Another deciding factor is that while a new 3T can cost around $2.2 million, 3T owners will not receive any additional insurance reimbursement for a 3T. Meanwhile, the cost of a new 1.5T package is anywhere from $900,000 to around $1.6 million.

Kelly said that in most cases, using a 3T at this point is using a sledgehammer when a 1.5T framing hammer would do just fine. However, as the owner of eight outpatient imaging centers in an extremely competitive Southern California market, he also understands that many physicians and patients are attracted to the notion of being scanned by the best university-level magnet, regardless of the experience of the radiologist.

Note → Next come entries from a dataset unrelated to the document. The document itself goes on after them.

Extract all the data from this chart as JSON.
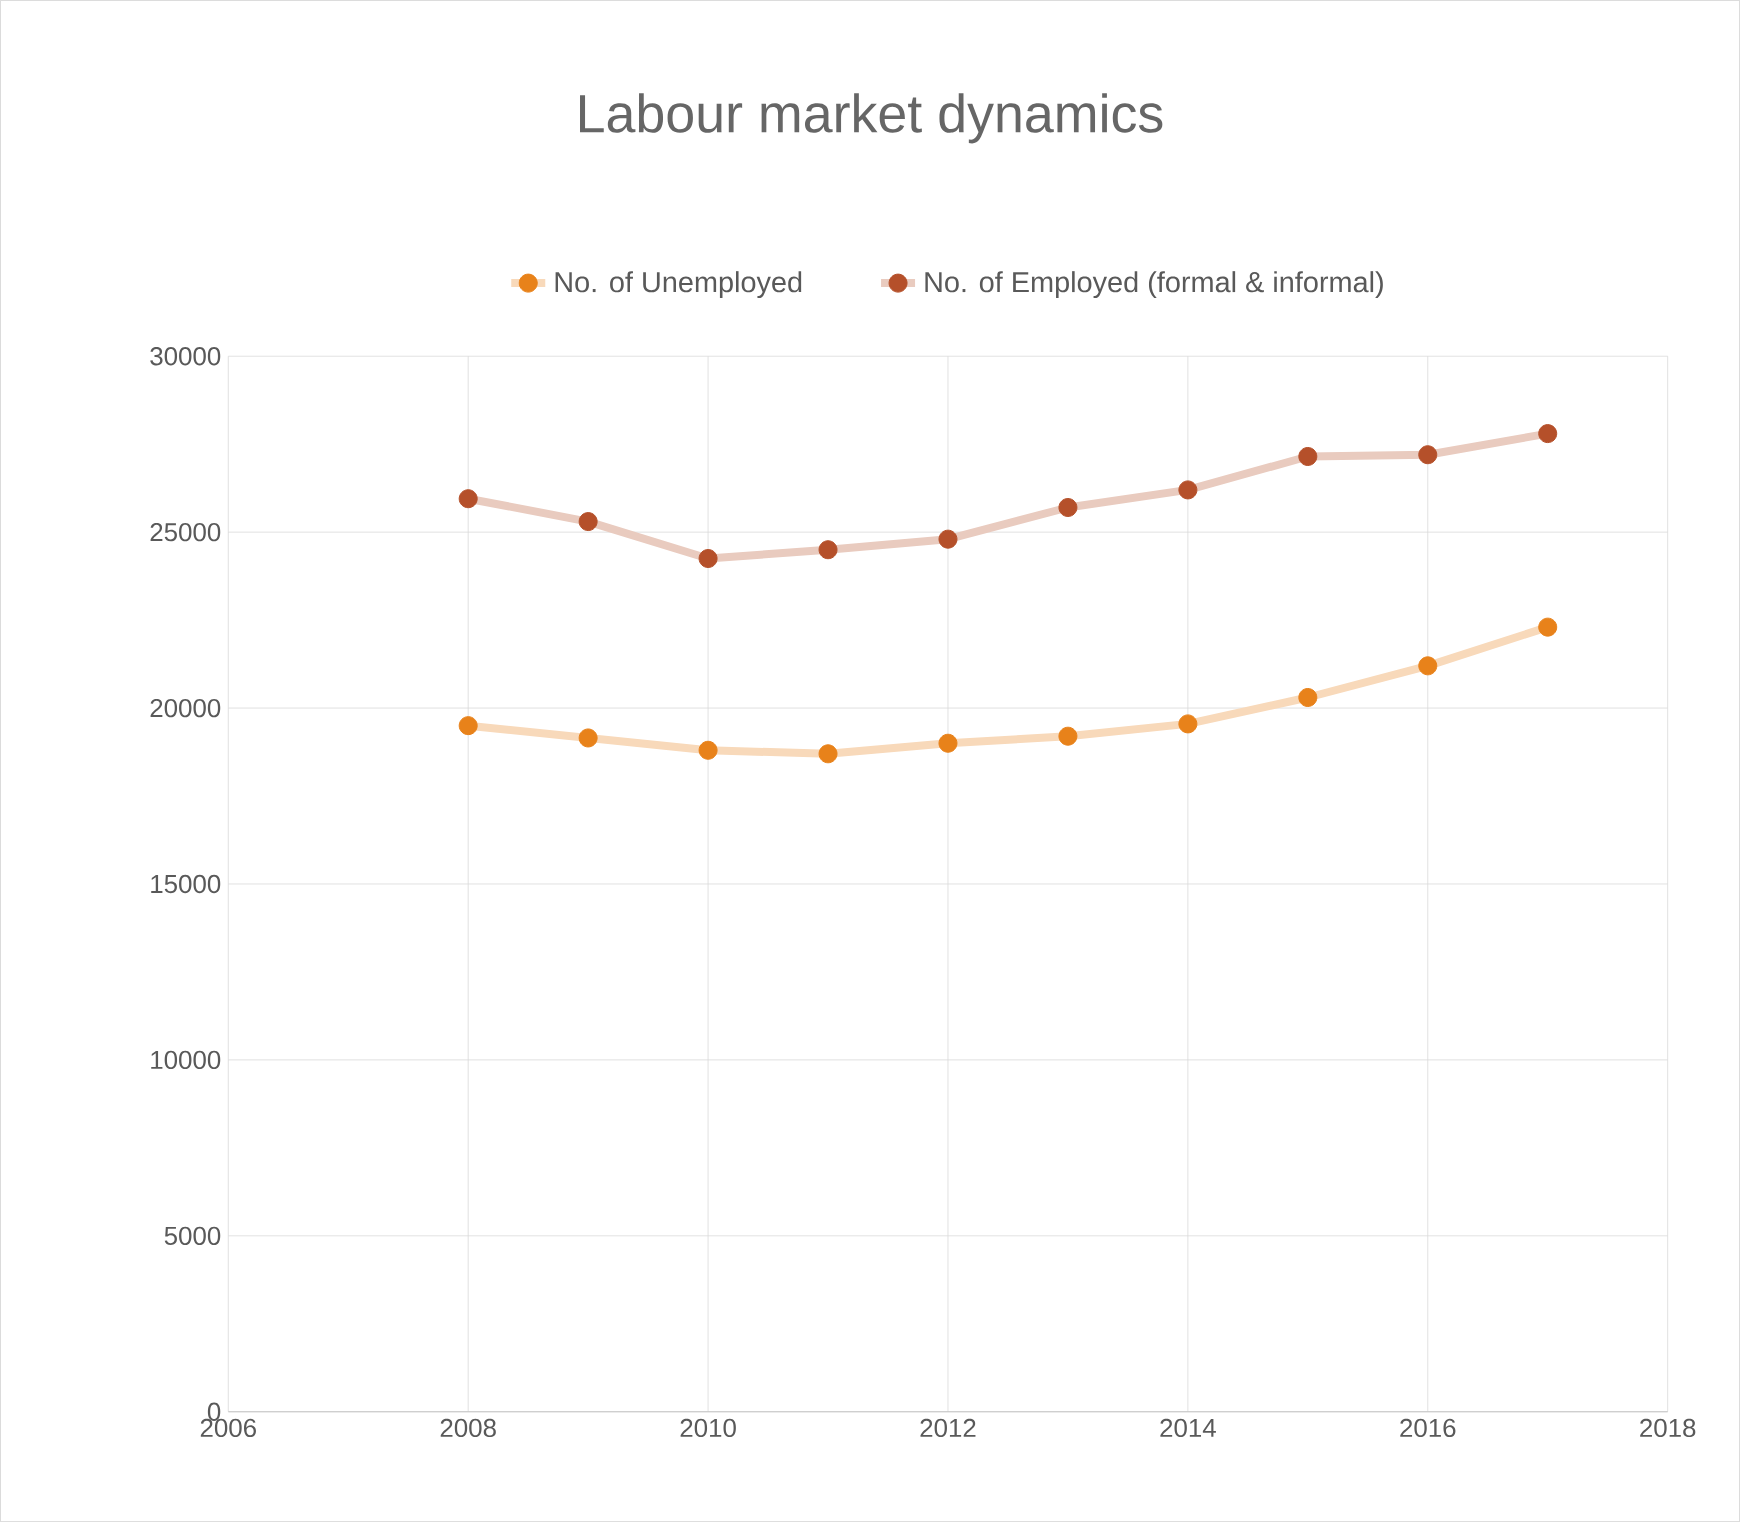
{
  "chart_data": {
    "type": "line",
    "title": "Labour market dynamics",
    "x": [
      2008,
      2009,
      2010,
      2011,
      2012,
      2013,
      2014,
      2015,
      2016,
      2017
    ],
    "series": [
      {
        "name": "No. of Unemployed",
        "color": "#e8821a",
        "values": [
          19500,
          19150,
          18800,
          18700,
          19000,
          19200,
          19550,
          20300,
          21200,
          22300
        ]
      },
      {
        "name": "No. of Employed (formal & informal)",
        "color": "#b5502a",
        "values": [
          25950,
          25300,
          24250,
          24500,
          24800,
          25700,
          26200,
          27150,
          27200,
          27800
        ]
      }
    ],
    "xlim": [
      2006,
      2018
    ],
    "xticks": [
      2006,
      2008,
      2010,
      2012,
      2014,
      2016,
      2018
    ],
    "ylim": [
      0,
      30000
    ],
    "yticks": [
      0,
      5000,
      10000,
      15000,
      20000,
      25000,
      30000
    ],
    "grid": true,
    "legend": "top",
    "marker": "circle",
    "line_style": "solid"
  }
}
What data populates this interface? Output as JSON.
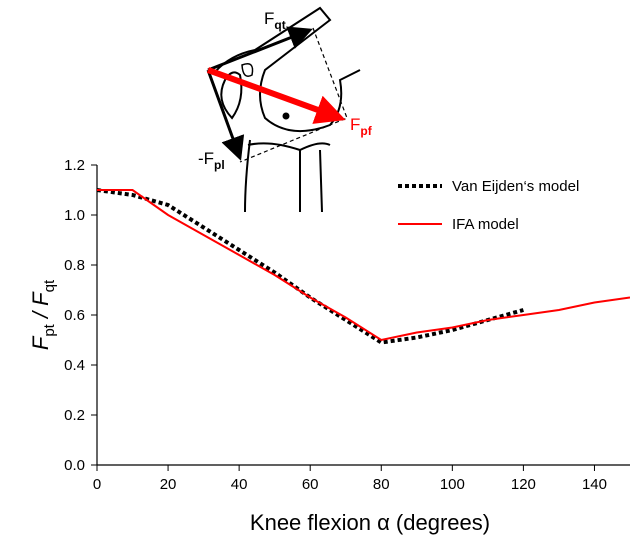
{
  "chart_data": {
    "type": "line",
    "ylabel_parts": [
      "F",
      "pt",
      " / F",
      "qt"
    ],
    "xlabel": "Knee flexion α (degrees)",
    "annotations": {
      "force_qt": [
        "F",
        "qt"
      ],
      "force_pf": [
        "F",
        "pf"
      ],
      "force_pl": [
        "-F",
        "pl"
      ]
    },
    "series": [
      {
        "name": "Van Eijden‘s model",
        "color": "#000000",
        "style": "dotted",
        "x": [
          0,
          10,
          20,
          30,
          40,
          50,
          60,
          70,
          80,
          90,
          100,
          110,
          120
        ],
        "values": [
          1.1,
          1.08,
          1.04,
          0.95,
          0.86,
          0.77,
          0.67,
          0.58,
          0.49,
          0.51,
          0.54,
          0.58,
          0.62
        ]
      },
      {
        "name": "IFA model",
        "color": "#ff0000",
        "style": "solid",
        "x": [
          0,
          10,
          20,
          30,
          40,
          50,
          60,
          70,
          80,
          90,
          100,
          110,
          120,
          130,
          140,
          150
        ],
        "values": [
          1.1,
          1.1,
          1.0,
          0.92,
          0.84,
          0.76,
          0.67,
          0.59,
          0.5,
          0.53,
          0.55,
          0.58,
          0.6,
          0.62,
          0.65,
          0.67
        ]
      }
    ],
    "xlim": [
      0,
      150
    ],
    "xticks": [
      0,
      20,
      40,
      60,
      80,
      100,
      120,
      140
    ],
    "ylim": [
      0,
      1.2
    ],
    "yticks": [
      {
        "value": 0,
        "label": "0.0"
      },
      0.2,
      0.4,
      0.6,
      0.8,
      {
        "value": 1,
        "label": "1.0"
      },
      1.2
    ],
    "legend": "upper right"
  }
}
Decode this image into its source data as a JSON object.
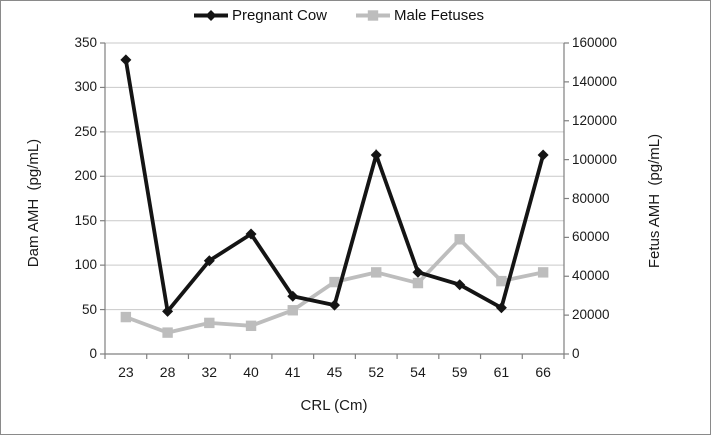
{
  "figure": {
    "background": "#ffffff",
    "border_color": "#8a8a8a"
  },
  "chart_data": {
    "type": "line",
    "title": "",
    "categories": [
      "23",
      "28",
      "32",
      "40",
      "41",
      "45",
      "52",
      "54",
      "59",
      "61",
      "66"
    ],
    "x_axis": {
      "label": "CRL (Cm)"
    },
    "left_axis": {
      "label": "Dam AMH  (pg/mL)",
      "min": 0,
      "max": 350,
      "step": 50,
      "tick_labels": [
        "0",
        "50",
        "100",
        "150",
        "200",
        "250",
        "300",
        "350"
      ]
    },
    "right_axis": {
      "label": "Fetus AMH  (pg/mL)",
      "min": 0,
      "max": 160000,
      "step": 20000,
      "tick_labels": [
        "0",
        "20000",
        "40000",
        "60000",
        "80000",
        "100000",
        "120000",
        "140000",
        "160000"
      ]
    },
    "series": [
      {
        "name": "Pregnant Cow",
        "axis": "left",
        "marker": "diamond",
        "color": "#141414",
        "values": [
          331,
          48,
          105,
          135,
          65,
          55,
          224,
          92,
          78,
          52,
          224
        ]
      },
      {
        "name": "Male Fetuses",
        "axis": "right",
        "marker": "square",
        "color": "#bdbdbd",
        "values": [
          19000,
          11000,
          16000,
          14500,
          22500,
          37000,
          42000,
          36500,
          59000,
          37500,
          42000
        ]
      }
    ],
    "legend": {
      "position": "top"
    },
    "grid": {
      "horizontal": true,
      "color": "#c9c9c9"
    },
    "axis_color": "#808080",
    "text_color": "#1a1a1a"
  }
}
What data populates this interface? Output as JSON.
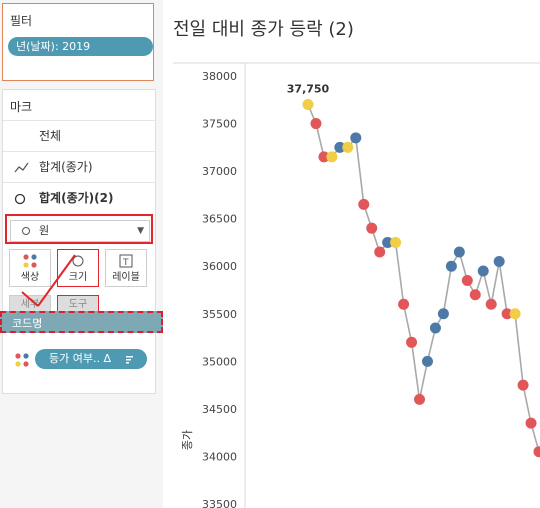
{
  "filters": {
    "title": "필터",
    "pill": "년(날짜): 2019"
  },
  "marks": {
    "title": "마크",
    "rows": [
      {
        "label": "전체",
        "icon": ""
      },
      {
        "label": "합계(종가)",
        "icon": "line-icon"
      },
      {
        "label": "합계(종가)(2)",
        "icon": "circle-icon"
      }
    ],
    "mark_type": "원",
    "tiles": {
      "color": "색상",
      "size": "크기",
      "label": "레이블",
      "detail": "세부\n정보",
      "tooltip": "도구\n설명"
    },
    "dragging_label": "코드명",
    "color_pill": "등가 여부.. Δ"
  },
  "chart": {
    "title": "전일 대비 종가 등락 (2)",
    "annotation": "37,750",
    "colors": {
      "up": "#4e79a7",
      "down": "#e15759",
      "same": "#f1ce44",
      "line": "#a9a9a9"
    }
  },
  "chart_data": {
    "type": "line",
    "ylabel": "종가",
    "ylim": [
      33500,
      38000
    ],
    "yticks": [
      38000,
      37500,
      37000,
      36500,
      36000,
      35500,
      35000,
      34500,
      34000,
      33500
    ],
    "points": [
      {
        "y": 37700,
        "c": "same"
      },
      {
        "y": 37500,
        "c": "down"
      },
      {
        "y": 37150,
        "c": "down"
      },
      {
        "y": 37150,
        "c": "same"
      },
      {
        "y": 37250,
        "c": "up"
      },
      {
        "y": 37250,
        "c": "same"
      },
      {
        "y": 37350,
        "c": "up"
      },
      {
        "y": 36650,
        "c": "down"
      },
      {
        "y": 36400,
        "c": "down"
      },
      {
        "y": 36150,
        "c": "down"
      },
      {
        "y": 36250,
        "c": "up"
      },
      {
        "y": 36250,
        "c": "same"
      },
      {
        "y": 35600,
        "c": "down"
      },
      {
        "y": 35200,
        "c": "down"
      },
      {
        "y": 34600,
        "c": "down"
      },
      {
        "y": 35000,
        "c": "up"
      },
      {
        "y": 35350,
        "c": "up"
      },
      {
        "y": 35500,
        "c": "up"
      },
      {
        "y": 36000,
        "c": "up"
      },
      {
        "y": 36150,
        "c": "up"
      },
      {
        "y": 35850,
        "c": "down"
      },
      {
        "y": 35700,
        "c": "down"
      },
      {
        "y": 35950,
        "c": "up"
      },
      {
        "y": 35600,
        "c": "down"
      },
      {
        "y": 36050,
        "c": "up"
      },
      {
        "y": 35500,
        "c": "down"
      },
      {
        "y": 35500,
        "c": "same"
      },
      {
        "y": 34750,
        "c": "down"
      },
      {
        "y": 34350,
        "c": "down"
      },
      {
        "y": 34050,
        "c": "down"
      }
    ]
  }
}
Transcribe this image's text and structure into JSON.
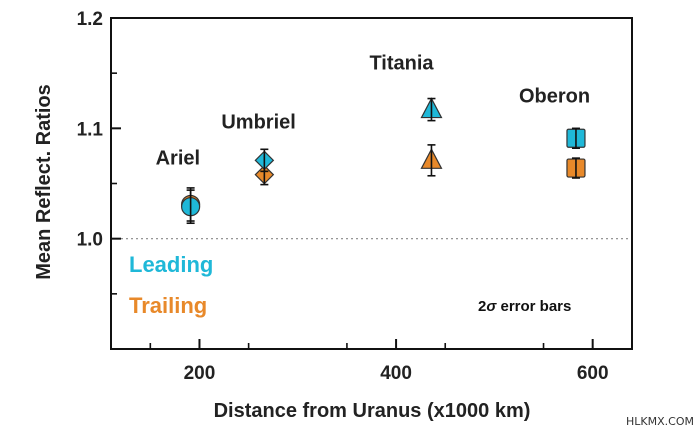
{
  "chart_data": {
    "type": "scatter",
    "xlabel": "Distance from Uranus (x1000 km)",
    "ylabel": "Mean Reflect. Ratios",
    "xlim": [
      110,
      640
    ],
    "ylim": [
      0.9,
      1.2
    ],
    "xticks": [
      200,
      400,
      600
    ],
    "xtick_labels": [
      "200",
      "400",
      "600"
    ],
    "yticks": [
      1.0,
      1.1,
      1.2
    ],
    "ytick_labels": [
      "1.0",
      "1.1",
      "1.2"
    ],
    "reference_line": 1.0,
    "moons": [
      {
        "name": "Ariel",
        "x": 191,
        "marker": "circle",
        "leading": 1.029,
        "leading_err": 0.015,
        "trailing": 1.031,
        "trailing_err": 0.015
      },
      {
        "name": "Umbriel",
        "x": 266,
        "marker": "diamond",
        "leading": 1.071,
        "leading_err": 0.01,
        "trailing": 1.058,
        "trailing_err": 0.009
      },
      {
        "name": "Titania",
        "x": 436,
        "marker": "triangle",
        "leading": 1.117,
        "leading_err": 0.01,
        "trailing": 1.071,
        "trailing_err": 0.014
      },
      {
        "name": "Oberon",
        "x": 583,
        "marker": "square",
        "leading": 1.091,
        "leading_err": 0.009,
        "trailing": 1.064,
        "trailing_err": 0.009
      }
    ],
    "series": [
      {
        "name": "Leading",
        "color": "#1fb8d8"
      },
      {
        "name": "Trailing",
        "color": "#e8892a"
      }
    ],
    "annotation_prefix": "2",
    "annotation_symbol": "σ",
    "annotation_suffix": " error bars"
  },
  "watermark": "HLKMX.COM"
}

He asks rhetorically, “What’s on the short list of priorities for the clinician who chooses an imaging center for patient referrals? You can look at reality, and you can look at what it should be. That list should be ordered:

  1. Diagnostic accuracy
  2. Image quality
  3. Service

In reality, that list is upside-down.”

It is this jumbled list of priorities that may compel competing radiology groups in densely populated areas to adopt a 3T magnet—eventually. But most people see high-field 3Ts being purchased primarily by university hospitals, research institutions, and urban medical centers within the next 3 to 5 years.

As to his own choice of fields, Kelly has decided to retain his two low-field open MRIs in the mix with seven 1.5T systems throughout his Southern California network.